Étonné, François regardait le prêtre. Celui-ci s’en aperçut, se modéra. Mais, quand même, toute une désolation, toute une colère sortaient de lui, quand il parlait de la jeunesse intellectuelle, telle qu’il se l’imaginait, dans sa crise de désespérance. De même qu’il avait eu pitié des travailleurs mourant de faim, là-bas, au quartier de misère, de même ici il était plein d’un mépris douloureux pour les jeunes cerveaux manquant de bravoure devant la connaissance, retournant à la consolation d’un spiritualisme mensonger, à la promesse d’une éternité de bonheur, dans la mort souhaitée exaltée.
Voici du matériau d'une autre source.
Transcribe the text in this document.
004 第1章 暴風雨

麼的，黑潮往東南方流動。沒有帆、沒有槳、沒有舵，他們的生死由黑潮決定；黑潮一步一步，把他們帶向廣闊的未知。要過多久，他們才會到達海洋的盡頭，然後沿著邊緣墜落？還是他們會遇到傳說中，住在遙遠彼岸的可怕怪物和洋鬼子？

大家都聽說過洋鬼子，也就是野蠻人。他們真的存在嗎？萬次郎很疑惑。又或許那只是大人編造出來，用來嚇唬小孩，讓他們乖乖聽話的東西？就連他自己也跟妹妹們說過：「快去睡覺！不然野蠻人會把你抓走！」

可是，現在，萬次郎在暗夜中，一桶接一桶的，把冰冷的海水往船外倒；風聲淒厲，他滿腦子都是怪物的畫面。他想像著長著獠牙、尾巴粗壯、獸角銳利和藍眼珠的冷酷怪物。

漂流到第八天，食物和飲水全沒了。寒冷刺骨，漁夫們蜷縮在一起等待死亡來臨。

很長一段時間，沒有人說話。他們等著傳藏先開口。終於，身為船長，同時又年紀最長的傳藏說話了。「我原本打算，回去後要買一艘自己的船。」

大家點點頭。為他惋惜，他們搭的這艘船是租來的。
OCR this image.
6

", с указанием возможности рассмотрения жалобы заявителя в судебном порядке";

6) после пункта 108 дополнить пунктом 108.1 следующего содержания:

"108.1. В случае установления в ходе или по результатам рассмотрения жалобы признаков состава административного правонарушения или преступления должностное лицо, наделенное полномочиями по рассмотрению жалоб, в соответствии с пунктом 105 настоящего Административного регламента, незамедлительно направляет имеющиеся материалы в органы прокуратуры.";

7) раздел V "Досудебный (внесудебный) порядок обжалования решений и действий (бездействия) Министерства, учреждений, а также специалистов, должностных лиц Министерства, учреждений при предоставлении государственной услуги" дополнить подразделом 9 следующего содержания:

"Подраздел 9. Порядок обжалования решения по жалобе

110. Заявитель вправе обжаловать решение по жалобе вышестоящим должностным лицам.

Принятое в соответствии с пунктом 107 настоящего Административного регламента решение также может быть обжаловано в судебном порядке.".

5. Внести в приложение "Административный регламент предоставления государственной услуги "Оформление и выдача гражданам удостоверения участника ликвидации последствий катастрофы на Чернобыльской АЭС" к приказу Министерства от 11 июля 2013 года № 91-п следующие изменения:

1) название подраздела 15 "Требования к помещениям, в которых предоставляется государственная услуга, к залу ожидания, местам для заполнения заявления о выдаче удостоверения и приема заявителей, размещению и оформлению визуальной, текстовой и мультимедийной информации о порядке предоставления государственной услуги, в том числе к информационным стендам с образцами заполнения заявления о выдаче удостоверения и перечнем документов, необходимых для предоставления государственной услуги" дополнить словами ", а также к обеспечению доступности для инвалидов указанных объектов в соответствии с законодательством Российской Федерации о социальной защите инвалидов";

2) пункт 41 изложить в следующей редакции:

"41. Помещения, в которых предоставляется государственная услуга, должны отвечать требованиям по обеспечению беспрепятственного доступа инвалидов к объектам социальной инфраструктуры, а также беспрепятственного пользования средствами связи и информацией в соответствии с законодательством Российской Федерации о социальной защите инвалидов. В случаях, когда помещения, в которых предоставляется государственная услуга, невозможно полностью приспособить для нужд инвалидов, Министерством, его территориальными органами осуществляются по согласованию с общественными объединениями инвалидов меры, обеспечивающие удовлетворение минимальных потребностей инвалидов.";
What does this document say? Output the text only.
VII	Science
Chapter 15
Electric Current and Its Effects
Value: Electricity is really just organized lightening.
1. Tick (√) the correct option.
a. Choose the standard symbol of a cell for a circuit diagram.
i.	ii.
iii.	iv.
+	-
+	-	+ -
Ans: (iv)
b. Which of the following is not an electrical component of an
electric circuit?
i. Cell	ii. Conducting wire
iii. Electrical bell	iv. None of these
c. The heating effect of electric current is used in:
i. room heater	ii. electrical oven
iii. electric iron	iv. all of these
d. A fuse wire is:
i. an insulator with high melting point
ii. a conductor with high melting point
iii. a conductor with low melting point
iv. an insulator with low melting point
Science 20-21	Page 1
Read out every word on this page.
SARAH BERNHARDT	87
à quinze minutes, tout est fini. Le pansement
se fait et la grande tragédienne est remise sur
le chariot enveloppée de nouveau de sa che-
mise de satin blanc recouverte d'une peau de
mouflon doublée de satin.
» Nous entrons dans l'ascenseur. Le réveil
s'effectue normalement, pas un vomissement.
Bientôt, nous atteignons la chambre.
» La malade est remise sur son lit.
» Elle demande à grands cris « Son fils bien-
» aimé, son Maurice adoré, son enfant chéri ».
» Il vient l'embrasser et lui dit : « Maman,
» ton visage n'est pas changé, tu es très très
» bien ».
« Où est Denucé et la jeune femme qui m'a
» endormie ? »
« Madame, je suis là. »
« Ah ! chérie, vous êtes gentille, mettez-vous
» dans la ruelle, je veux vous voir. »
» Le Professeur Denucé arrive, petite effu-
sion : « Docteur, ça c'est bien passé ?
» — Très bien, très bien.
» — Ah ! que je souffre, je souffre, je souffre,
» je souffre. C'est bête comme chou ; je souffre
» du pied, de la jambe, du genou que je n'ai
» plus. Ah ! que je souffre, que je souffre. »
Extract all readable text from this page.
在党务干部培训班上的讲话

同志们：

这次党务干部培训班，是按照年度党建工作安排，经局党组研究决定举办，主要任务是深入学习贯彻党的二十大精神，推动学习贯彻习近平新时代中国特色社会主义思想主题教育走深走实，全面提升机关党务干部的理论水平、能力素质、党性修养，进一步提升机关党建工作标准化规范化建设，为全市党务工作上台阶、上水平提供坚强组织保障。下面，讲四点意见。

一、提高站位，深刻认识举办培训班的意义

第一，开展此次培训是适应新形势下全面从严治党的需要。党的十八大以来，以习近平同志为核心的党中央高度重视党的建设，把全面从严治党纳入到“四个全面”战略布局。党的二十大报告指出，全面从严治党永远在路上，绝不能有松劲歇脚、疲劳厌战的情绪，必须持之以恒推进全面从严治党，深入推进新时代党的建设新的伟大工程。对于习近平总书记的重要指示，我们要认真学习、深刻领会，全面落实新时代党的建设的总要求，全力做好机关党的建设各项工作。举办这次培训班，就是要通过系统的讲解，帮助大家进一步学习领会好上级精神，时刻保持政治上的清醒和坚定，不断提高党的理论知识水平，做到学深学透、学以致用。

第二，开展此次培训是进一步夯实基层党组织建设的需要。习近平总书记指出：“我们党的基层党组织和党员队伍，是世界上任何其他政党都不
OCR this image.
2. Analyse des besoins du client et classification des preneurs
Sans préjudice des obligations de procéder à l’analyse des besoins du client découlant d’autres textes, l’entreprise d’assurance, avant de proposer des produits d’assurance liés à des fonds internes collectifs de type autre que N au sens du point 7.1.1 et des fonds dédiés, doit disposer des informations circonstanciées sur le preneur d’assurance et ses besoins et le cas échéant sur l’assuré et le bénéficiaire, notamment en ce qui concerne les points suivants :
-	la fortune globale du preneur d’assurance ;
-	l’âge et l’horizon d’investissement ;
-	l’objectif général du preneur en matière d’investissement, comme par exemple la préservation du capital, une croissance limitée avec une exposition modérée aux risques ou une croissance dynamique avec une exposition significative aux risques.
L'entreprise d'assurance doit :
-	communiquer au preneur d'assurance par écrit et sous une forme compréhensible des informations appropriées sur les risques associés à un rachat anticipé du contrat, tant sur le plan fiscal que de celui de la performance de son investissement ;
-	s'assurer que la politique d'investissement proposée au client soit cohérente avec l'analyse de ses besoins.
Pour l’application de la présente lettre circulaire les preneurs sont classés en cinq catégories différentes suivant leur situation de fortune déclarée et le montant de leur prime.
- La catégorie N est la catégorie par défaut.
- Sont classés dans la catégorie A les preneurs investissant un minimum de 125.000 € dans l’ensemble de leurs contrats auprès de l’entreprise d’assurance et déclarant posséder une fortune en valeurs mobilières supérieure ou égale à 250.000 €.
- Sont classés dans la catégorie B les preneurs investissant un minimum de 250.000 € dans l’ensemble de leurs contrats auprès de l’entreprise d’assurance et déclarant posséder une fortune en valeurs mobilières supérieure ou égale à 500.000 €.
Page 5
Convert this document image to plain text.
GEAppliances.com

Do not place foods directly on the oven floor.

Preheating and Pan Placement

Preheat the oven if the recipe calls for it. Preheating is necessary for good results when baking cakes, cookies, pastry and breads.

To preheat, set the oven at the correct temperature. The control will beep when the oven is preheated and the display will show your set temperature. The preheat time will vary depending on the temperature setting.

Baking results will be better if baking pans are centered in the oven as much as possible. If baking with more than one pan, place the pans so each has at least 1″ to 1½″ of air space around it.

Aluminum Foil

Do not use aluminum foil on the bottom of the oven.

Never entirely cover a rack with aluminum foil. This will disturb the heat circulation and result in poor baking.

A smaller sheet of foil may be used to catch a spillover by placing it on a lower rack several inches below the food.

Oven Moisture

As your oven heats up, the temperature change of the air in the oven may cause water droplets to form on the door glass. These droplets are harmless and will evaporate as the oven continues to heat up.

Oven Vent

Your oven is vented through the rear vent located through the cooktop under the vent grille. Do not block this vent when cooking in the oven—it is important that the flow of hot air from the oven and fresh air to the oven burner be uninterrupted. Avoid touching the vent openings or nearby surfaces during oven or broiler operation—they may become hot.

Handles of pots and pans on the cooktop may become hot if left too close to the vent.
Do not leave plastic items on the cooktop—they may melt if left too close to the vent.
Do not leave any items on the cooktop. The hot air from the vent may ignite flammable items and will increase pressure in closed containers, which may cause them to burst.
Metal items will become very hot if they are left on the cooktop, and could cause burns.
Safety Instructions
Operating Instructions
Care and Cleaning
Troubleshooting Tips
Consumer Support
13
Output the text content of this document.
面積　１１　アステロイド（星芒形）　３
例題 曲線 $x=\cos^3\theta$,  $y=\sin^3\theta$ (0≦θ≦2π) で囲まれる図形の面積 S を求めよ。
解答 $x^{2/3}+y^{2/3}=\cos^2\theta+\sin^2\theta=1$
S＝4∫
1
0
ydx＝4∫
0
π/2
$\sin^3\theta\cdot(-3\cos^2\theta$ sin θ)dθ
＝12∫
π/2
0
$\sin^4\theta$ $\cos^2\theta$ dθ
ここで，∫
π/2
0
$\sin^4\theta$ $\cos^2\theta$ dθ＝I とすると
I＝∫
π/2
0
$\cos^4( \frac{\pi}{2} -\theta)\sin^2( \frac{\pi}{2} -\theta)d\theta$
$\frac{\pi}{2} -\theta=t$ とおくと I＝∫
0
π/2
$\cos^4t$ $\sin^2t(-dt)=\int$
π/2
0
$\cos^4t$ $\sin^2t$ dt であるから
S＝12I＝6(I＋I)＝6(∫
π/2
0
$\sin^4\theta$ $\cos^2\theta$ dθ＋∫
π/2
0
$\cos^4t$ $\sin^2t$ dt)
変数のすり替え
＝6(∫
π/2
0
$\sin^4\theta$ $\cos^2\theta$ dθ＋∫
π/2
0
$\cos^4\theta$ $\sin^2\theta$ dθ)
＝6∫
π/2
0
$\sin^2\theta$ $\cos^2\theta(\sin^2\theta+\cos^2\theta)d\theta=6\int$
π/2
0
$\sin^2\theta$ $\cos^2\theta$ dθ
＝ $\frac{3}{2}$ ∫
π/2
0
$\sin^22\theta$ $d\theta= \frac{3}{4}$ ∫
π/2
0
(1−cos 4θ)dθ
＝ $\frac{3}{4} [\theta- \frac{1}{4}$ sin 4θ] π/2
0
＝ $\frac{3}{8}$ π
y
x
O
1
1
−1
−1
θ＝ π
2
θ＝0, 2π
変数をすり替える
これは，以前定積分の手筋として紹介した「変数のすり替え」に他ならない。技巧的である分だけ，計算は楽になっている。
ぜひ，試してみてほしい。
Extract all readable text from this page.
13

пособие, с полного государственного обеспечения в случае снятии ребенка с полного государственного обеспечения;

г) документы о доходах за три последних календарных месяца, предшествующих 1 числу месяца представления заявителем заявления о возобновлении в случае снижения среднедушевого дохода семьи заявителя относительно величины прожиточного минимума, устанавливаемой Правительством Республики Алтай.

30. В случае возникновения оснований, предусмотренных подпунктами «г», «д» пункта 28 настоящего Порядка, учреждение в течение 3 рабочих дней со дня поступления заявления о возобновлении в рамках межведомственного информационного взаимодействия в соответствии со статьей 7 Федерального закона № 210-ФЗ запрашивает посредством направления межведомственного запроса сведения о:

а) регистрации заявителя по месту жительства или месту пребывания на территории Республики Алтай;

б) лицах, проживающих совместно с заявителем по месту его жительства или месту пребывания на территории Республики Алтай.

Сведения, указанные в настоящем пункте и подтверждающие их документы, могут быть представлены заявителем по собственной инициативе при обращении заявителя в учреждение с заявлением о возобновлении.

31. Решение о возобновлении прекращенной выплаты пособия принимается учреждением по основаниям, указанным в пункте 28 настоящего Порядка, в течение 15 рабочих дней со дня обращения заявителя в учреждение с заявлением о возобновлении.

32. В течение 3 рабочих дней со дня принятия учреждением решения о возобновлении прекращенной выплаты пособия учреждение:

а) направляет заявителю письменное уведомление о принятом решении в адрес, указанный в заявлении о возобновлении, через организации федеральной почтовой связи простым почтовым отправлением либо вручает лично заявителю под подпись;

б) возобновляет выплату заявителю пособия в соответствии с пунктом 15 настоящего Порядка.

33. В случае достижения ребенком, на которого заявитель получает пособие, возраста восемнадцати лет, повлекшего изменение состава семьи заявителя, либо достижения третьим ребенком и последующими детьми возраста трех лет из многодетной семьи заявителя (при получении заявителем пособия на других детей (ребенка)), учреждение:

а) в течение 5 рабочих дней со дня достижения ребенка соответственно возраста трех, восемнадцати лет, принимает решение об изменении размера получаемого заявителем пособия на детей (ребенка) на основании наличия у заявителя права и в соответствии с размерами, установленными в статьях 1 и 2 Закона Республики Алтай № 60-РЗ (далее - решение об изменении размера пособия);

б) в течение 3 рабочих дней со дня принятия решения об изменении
N’était-ce pas l’assassinat même de la vie, la pensée lâche de ne pas vouloir la vivre pour elle-même, pour le simple devoir d’être et de donner son effort ? Toujours le moi se faisait centre, toujours l’individu exigeait d’être heureux par soi et en soi. Ah ! cette jeunesse qu’il rêvait vaillante, acceptant la tâche d’aller toujours à plus de vérité, n’étudiant le passé que pour s’en libérer et pour marcher à l’avenir, comme il se désolait de la croire retombée dans les louches métaphysiques, par lassitude et paresse, peut-être aussi par surmenage d’un siècle finissant, trop chargé de besogne humaine !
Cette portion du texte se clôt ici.